7. it's not hard to understand that when the economy is doing well, most people don't have free money in their hands to go out to some extent By choosing gold to hedge your bets or buying gold jewelry, the price of gold will also be supported. On the other hand, the economy is in recession, people have problems eating, how can there be spare money to invest, the price of gold is bound to fall. But this is unlikely to happen in China, at least for the time being, such as the once-popular Chinese grandmother who went overseas to buy gold, when The price of gold has also been improved.

 

8, the supply and demand of gold exceeds the demand, and the price of gold falls naturally. This is also a basic law of economic development, although gold has a hedge function, but gold must also have commodity properties, will naturally be subject to The impact of supply and demand.

 

Tips: how to invest in gold Currently on the market there are banks offering paper gold, gold ETFs, physical gold, spot gold. Futures gold, etc. We'll tell you about a few investment categories that we have more exposure to.

 

1, paper gold paper gold operating platform in the bank, count virtual gold of a kind, in the bank precious metal financial products are also more popular. . Depending on the circumstances, a transaction fee of 0.25% to 0.3% may be charged, overall its investment threshold is low, more flexible trading. , for those investors who are used to buying and selling short. Its earnings are affected by the price of gold, which rises to make money and falls to lose.

2, physical gold physical gold we are all familiar with, such as gold bars, gold coins, gold bricks, gold jewelry, etc., can be purchased in the bank, but also It's a favorite of Chinese aunts, looks good and keeps its value. Of course, it's just a joke, used to satirize how illiquid physical gold is, and the fact that a chunk of gold in the bank can't be shown off It's pointless to leave it at home for fear that someone might take it away. It's a good idea to get a good deal on your own. So whether it's from liquidity considerations or safety, we don't recommend buying physical gold.
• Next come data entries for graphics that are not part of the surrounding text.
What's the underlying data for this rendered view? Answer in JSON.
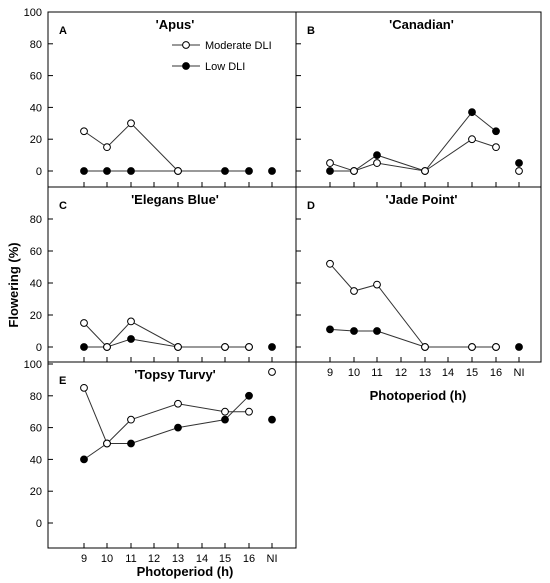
{
  "chart_data": {
    "type": "line",
    "ylabel": "Flowering (%)",
    "xlabel": "Photoperiod (h)",
    "x_categories": [
      "9",
      "10",
      "11",
      "12",
      "13",
      "14",
      "15",
      "16",
      "NI"
    ],
    "y_ticks": [
      "0",
      "20",
      "40",
      "60",
      "80",
      "100"
    ],
    "ylim": [
      0,
      100
    ],
    "legend": {
      "position": "top-right of panel A",
      "entries": [
        {
          "label": "Moderate DLI",
          "marker": "open-circle"
        },
        {
          "label": "Low DLI",
          "marker": "filled-circle"
        }
      ]
    },
    "panels": [
      {
        "letter": "A",
        "title": "'Apus'",
        "series": [
          {
            "name": "Moderate DLI",
            "marker": "open-circle",
            "segments": [
              [
                [
                  9,
                  25
                ],
                [
                  10,
                  15
                ],
                [
                  11,
                  30
                ],
                [
                  13,
                  0
                ]
              ]
            ],
            "isolated": []
          },
          {
            "name": "Low DLI",
            "marker": "filled-circle",
            "segments": [
              [
                [
                  9,
                  0
                ],
                [
                  10,
                  0
                ],
                [
                  11,
                  0
                ],
                [
                  13,
                  0
                ],
                [
                  15,
                  0
                ],
                [
                  16,
                  0
                ]
              ]
            ],
            "isolated": [
              [
                "NI",
                0
              ]
            ]
          }
        ]
      },
      {
        "letter": "B",
        "title": "'Canadian'",
        "series": [
          {
            "name": "Moderate DLI",
            "marker": "open-circle",
            "segments": [
              [
                [
                  9,
                  5
                ],
                [
                  10,
                  0
                ],
                [
                  11,
                  5
                ],
                [
                  13,
                  0
                ],
                [
                  15,
                  20
                ],
                [
                  16,
                  15
                ]
              ]
            ],
            "isolated": [
              [
                "NI",
                0
              ]
            ]
          },
          {
            "name": "Low DLI",
            "marker": "filled-circle",
            "segments": [
              [
                [
                  9,
                  0
                ],
                [
                  10,
                  0
                ],
                [
                  11,
                  10
                ],
                [
                  13,
                  0
                ],
                [
                  15,
                  37
                ],
                [
                  16,
                  25
                ]
              ]
            ],
            "isolated": [
              [
                "NI",
                5
              ]
            ]
          }
        ]
      },
      {
        "letter": "C",
        "title": "'Elegans Blue'",
        "series": [
          {
            "name": "Moderate DLI",
            "marker": "open-circle",
            "segments": [
              [
                [
                  9,
                  15
                ],
                [
                  10,
                  0
                ],
                [
                  11,
                  16
                ],
                [
                  13,
                  0
                ],
                [
                  15,
                  0
                ],
                [
                  16,
                  0
                ]
              ]
            ],
            "isolated": []
          },
          {
            "name": "Low DLI",
            "marker": "filled-circle",
            "segments": [
              [
                [
                  9,
                  0
                ],
                [
                  10,
                  0
                ],
                [
                  11,
                  5
                ],
                [
                  13,
                  0
                ],
                [
                  15,
                  0
                ],
                [
                  16,
                  0
                ]
              ]
            ],
            "isolated": [
              [
                "NI",
                0
              ]
            ]
          }
        ]
      },
      {
        "letter": "D",
        "title": "'Jade Point'",
        "series": [
          {
            "name": "Moderate DLI",
            "marker": "open-circle",
            "segments": [
              [
                [
                  9,
                  52
                ],
                [
                  10,
                  35
                ],
                [
                  11,
                  39
                ],
                [
                  13,
                  0
                ],
                [
                  15,
                  0
                ],
                [
                  16,
                  0
                ]
              ]
            ],
            "isolated": []
          },
          {
            "name": "Low DLI",
            "marker": "filled-circle",
            "segments": [
              [
                [
                  9,
                  11
                ],
                [
                  10,
                  10
                ],
                [
                  11,
                  10
                ],
                [
                  13,
                  0
                ],
                [
                  15,
                  0
                ],
                [
                  16,
                  0
                ]
              ]
            ],
            "isolated": [
              [
                "NI",
                0
              ]
            ]
          }
        ]
      },
      {
        "letter": "E",
        "title": "'Topsy Turvy'",
        "series": [
          {
            "name": "Moderate DLI",
            "marker": "open-circle",
            "segments": [
              [
                [
                  9,
                  85
                ],
                [
                  10,
                  50
                ],
                [
                  11,
                  65
                ],
                [
                  13,
                  75
                ],
                [
                  15,
                  70
                ],
                [
                  16,
                  70
                ]
              ]
            ],
            "isolated": [
              [
                "NI",
                95
              ]
            ]
          },
          {
            "name": "Low DLI",
            "marker": "filled-circle",
            "segments": [
              [
                [
                  9,
                  40
                ],
                [
                  10,
                  50
                ],
                [
                  11,
                  50
                ],
                [
                  13,
                  60
                ],
                [
                  15,
                  65
                ],
                [
                  16,
                  80
                ]
              ]
            ],
            "isolated": [
              [
                "NI",
                65
              ]
            ]
          }
        ]
      }
    ]
  }
}
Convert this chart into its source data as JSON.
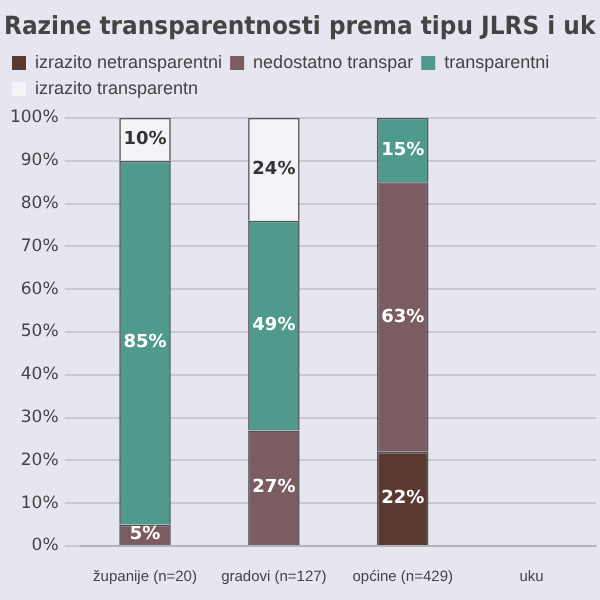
{
  "chart_data": {
    "type": "bar",
    "stacked": true,
    "title": "Razine transparentnosti prema tipu JLRS i uk",
    "categories": [
      "županije (n=20)",
      "gradovi (n=127)",
      "općine (n=429)",
      "uku"
    ],
    "series": [
      {
        "name": "izrazito netransparentni",
        "color": "#5a3a30",
        "values": [
          null,
          null,
          22,
          null
        ]
      },
      {
        "name": "nedostatno transpar",
        "color": "#7a5c62",
        "values": [
          5,
          27,
          63,
          null
        ]
      },
      {
        "name": "transparentni",
        "color": "#4f9a8c",
        "values": [
          85,
          49,
          15,
          null
        ]
      },
      {
        "name": "izrazito transparentn",
        "color": "#f4f4f8",
        "values": [
          10,
          24,
          null,
          null
        ]
      }
    ],
    "ylim": [
      0,
      100
    ],
    "yticks": [
      {
        "value": 0,
        "label": "0%"
      },
      {
        "value": 10,
        "label": "10%"
      },
      {
        "value": 20,
        "label": "20%"
      },
      {
        "value": 30,
        "label": "30%"
      },
      {
        "value": 40,
        "label": "40%"
      },
      {
        "value": 50,
        "label": "50%"
      },
      {
        "value": 60,
        "label": "60%"
      },
      {
        "value": 70,
        "label": "70%"
      },
      {
        "value": 80,
        "label": "80%"
      },
      {
        "value": 90,
        "label": "90%"
      },
      {
        "value": 100,
        "label": "100%"
      }
    ],
    "value_labels": [
      [
        null,
        null,
        "22%",
        null
      ],
      [
        "5%",
        "27%",
        "63%",
        null
      ],
      [
        "85%",
        "49%",
        "15%",
        null
      ],
      [
        "10%",
        "24%",
        null,
        null
      ]
    ],
    "grid": "y",
    "legend": "top"
  }
}
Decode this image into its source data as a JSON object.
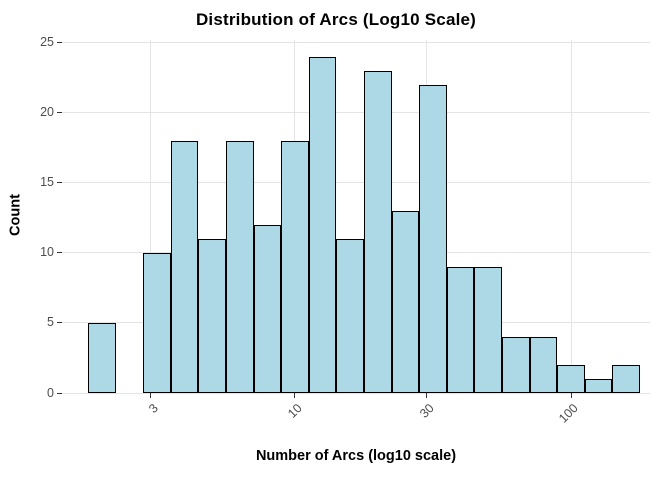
{
  "chart_data": {
    "type": "histogram",
    "title": "Distribution of Arcs (Log10 Scale)",
    "xlabel": "Number of Arcs (log10 scale)",
    "ylabel": "Count",
    "x_scale": "log10",
    "bin_start_log10": 0.25,
    "bin_width_log10": 0.1,
    "counts": [
      5,
      0,
      10,
      18,
      11,
      18,
      12,
      18,
      24,
      11,
      23,
      13,
      22,
      9,
      9,
      4,
      4,
      2,
      1,
      2
    ],
    "x_ticks": [
      3,
      10,
      30,
      100
    ],
    "y_ticks": [
      0,
      5,
      10,
      15,
      20,
      25
    ],
    "x_log10_range": [
      0.156,
      2.286
    ],
    "y_range": [
      0,
      25.2
    ],
    "grid": "on",
    "legend": "none",
    "bar_fill": "#ADD8E6",
    "bar_stroke": "#000000",
    "gridline_color": "#E4E4E4",
    "tick_label_color": "#4D4D4D",
    "axis_tick_color": "#333333",
    "background": "#FFFFFF"
  }
}
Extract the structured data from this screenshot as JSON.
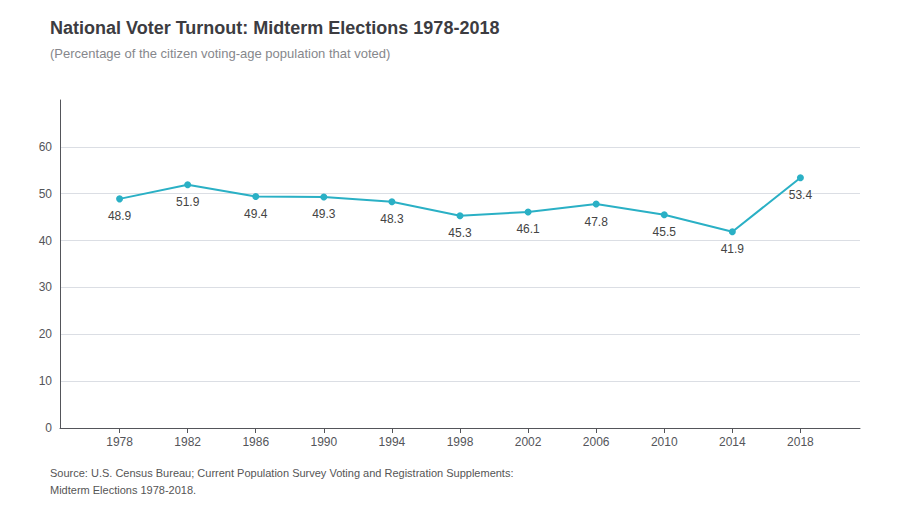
{
  "chart_data": {
    "type": "line",
    "title": "National Voter Turnout: Midterm Elections 1978-2018",
    "subtitle": "(Percentage of the citizen voting-age population that voted)",
    "annotations": [
      "Source: U.S. Census Bureau; Current Population Survey Voting and Registration Supplements:\nMidterm Elections 1978-2018."
    ],
    "x": [
      1978,
      1982,
      1986,
      1990,
      1994,
      1998,
      2002,
      2006,
      2010,
      2014,
      2018
    ],
    "values": [
      48.9,
      51.9,
      49.4,
      49.3,
      48.3,
      45.3,
      46.1,
      47.8,
      45.5,
      41.9,
      53.4
    ],
    "color": "#2ab0c5",
    "marker": "circle",
    "xlim": [
      1974.5,
      2021.5
    ],
    "xticks": [
      1978,
      1982,
      1986,
      1990,
      1994,
      1998,
      2002,
      2006,
      2010,
      2014,
      2018
    ],
    "ylim": [
      0,
      70
    ],
    "yticks": [
      0,
      10,
      20,
      30,
      40,
      50,
      60
    ],
    "grid": true,
    "data_labels": true
  }
}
3, gold ETF this should be more familiar to everyone gold fund, but also we recommend a kind of gold investment way. Remember: everyone should be cautious when making decisions about any investment product that uses leverage.

4, spot gold and gold futures mainly refers to London gold and the New York Mercantile Exchange futures gold. Both make use of leverage and require margin payments, and their gains are related to the time of trading, trading rules, and leverage ratio. Again, investment products that involve leveraged operations are necessarily risky and not recommended for consideration.

 

The most important thing in economics investment goods is liquidity, gold although the current rally is pleasing, but it is, after all, just a hedge against inflation, not with any liquidity function, so we recommend that you do not over-allocate to gold assets and, with costs under control, to gold It would be more appropriate as an icing on the cake investment item. More money should be placed in financial products that have some liquidity and more substantial returns.